Mike Egeck: Yes. I believe our costs are set for Trichlor. So, if we and I would say the industry costs are set. So, if we see price deflation from this point, retail price deflation, that would be an impact on margins. It’s also the reason we don’t think we’re going to see it in the industry. I don’t believe there is a need for any price deflation. And in our mind, inventory, demand, supply, both domestic and import, has all kind of settled in at a specific price and a specific volume, and we consider the category healthy at the moment.
Peter Keith: Okay. And then maybe just on that same topic, there seems to be some concern or some speculation that you and others in the industry are sitting on elevated chemical or Trichlor margins versus historic margins, where are you relative to like a 2019 level? Are you in-line or above on Trichlor or what does that margin profile look like?
Mike Egeck: Yes. Peter, I’m sorry, I’m going to have to pull the competitive information on that one. We have grown margins throughout the quarters. So, as David brought up earlier on a question, we’re closer to 2019 currently overall, but we expect to end the year in a better position than we were in 2019. And so margins are up overall for the business. And I would say our Trichlor margins are higher, but to go into specifics, I’m going to have to decline that one.

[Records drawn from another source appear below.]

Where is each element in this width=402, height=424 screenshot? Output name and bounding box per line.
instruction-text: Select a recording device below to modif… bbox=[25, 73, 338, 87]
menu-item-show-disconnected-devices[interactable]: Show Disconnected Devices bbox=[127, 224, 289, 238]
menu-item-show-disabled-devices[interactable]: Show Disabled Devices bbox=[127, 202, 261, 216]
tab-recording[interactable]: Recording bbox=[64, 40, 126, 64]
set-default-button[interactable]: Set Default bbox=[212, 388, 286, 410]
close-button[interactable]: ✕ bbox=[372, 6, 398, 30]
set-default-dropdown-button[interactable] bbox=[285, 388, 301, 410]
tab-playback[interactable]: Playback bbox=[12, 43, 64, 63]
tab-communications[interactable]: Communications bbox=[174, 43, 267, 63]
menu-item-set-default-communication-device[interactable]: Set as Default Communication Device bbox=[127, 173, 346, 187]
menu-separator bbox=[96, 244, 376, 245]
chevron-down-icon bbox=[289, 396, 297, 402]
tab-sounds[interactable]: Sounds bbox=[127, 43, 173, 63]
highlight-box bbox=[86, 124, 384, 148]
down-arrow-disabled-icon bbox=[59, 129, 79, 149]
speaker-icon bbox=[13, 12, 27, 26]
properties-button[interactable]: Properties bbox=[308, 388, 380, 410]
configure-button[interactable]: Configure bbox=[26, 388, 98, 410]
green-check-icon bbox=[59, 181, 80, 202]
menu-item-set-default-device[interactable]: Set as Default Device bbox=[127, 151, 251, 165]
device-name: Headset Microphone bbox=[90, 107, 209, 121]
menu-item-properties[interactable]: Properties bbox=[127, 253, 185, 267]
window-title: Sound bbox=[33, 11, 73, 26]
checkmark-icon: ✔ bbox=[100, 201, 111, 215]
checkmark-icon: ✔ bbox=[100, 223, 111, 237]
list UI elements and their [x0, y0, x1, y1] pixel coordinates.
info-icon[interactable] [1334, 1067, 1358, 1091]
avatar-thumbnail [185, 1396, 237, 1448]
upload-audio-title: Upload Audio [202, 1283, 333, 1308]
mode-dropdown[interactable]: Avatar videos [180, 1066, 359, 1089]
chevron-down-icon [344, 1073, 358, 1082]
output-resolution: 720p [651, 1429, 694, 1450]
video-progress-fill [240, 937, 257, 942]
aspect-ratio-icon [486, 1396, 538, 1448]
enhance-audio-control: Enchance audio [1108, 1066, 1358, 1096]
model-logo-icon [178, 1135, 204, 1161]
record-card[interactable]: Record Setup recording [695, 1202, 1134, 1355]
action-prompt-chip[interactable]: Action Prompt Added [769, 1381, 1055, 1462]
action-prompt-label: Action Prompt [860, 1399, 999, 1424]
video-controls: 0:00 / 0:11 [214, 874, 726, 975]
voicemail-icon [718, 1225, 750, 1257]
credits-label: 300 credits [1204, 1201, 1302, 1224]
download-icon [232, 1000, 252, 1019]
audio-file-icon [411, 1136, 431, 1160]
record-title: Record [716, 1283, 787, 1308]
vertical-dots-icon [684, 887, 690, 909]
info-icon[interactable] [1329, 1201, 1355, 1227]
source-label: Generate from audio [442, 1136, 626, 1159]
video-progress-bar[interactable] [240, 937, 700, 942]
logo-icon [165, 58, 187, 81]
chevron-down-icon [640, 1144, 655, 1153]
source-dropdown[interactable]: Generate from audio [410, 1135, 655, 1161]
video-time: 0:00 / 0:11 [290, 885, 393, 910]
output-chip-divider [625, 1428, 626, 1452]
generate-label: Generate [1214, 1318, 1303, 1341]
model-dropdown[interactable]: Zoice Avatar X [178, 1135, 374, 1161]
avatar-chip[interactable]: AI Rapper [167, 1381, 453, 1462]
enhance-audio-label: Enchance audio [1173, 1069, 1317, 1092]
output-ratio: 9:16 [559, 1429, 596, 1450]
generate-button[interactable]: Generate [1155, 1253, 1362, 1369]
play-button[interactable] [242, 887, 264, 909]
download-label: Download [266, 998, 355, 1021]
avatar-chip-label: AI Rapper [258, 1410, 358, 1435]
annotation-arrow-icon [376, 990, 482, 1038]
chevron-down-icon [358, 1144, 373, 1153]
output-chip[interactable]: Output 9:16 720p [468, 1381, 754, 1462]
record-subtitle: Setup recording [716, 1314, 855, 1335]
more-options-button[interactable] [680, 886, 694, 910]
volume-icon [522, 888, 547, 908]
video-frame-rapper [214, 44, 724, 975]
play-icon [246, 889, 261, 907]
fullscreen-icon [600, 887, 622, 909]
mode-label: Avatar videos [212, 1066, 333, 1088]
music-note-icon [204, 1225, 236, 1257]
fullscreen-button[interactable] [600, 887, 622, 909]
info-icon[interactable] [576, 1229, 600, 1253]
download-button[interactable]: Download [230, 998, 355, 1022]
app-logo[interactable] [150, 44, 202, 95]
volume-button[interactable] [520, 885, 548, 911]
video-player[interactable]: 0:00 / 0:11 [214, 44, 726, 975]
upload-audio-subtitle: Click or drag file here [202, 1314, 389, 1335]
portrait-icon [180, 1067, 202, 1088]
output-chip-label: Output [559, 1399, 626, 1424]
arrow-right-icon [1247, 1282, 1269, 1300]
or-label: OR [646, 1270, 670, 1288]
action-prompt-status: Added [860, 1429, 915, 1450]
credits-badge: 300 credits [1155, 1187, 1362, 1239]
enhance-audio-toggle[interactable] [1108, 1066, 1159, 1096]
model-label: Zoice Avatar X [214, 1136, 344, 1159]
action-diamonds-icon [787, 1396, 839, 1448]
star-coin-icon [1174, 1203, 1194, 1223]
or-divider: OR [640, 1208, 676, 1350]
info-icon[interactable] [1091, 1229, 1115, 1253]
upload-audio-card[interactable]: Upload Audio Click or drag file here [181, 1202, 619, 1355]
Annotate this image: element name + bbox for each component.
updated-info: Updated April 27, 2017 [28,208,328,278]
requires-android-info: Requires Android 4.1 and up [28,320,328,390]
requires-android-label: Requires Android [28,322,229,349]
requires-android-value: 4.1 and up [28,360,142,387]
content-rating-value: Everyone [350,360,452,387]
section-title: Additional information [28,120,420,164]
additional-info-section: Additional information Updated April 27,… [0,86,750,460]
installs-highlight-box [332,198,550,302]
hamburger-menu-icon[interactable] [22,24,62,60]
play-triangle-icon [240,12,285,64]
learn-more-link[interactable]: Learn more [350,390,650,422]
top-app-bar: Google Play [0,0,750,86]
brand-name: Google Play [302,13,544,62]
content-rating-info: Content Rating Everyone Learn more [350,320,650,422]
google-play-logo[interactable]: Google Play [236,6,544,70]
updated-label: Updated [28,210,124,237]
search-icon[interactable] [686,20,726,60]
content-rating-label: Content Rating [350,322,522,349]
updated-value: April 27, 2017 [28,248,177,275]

Peter Keith: Okay. Fair enough. I appreciate that. Thanks for the insights.
Operator: Our next question is from Andrew Carter with Stifel. Please proceed.
Andrew Carter: Thank you very much. Good evening. What I wanted to ask is, you mentioned the smaller pack sizes are something you’re seeing as a potential sign of consumer weaknesses. I guess how do you compare those that percentage of the volume versus, say, before the big Trichlor disruption where there was a 35-pound bucket of tabs and people thought they couldn’t get anything, they’d grab it? Second thing I’d ask is wouldn’t the smaller pack size be accretive to you from a product margin standpoint? And finally, depending on how you extrapolate that, is it an easy switch if you’re over-inventoried at the store of big pack sizes to make that correction given pack sizes or are you stuck with it? Anything you can help out with there? Thanks.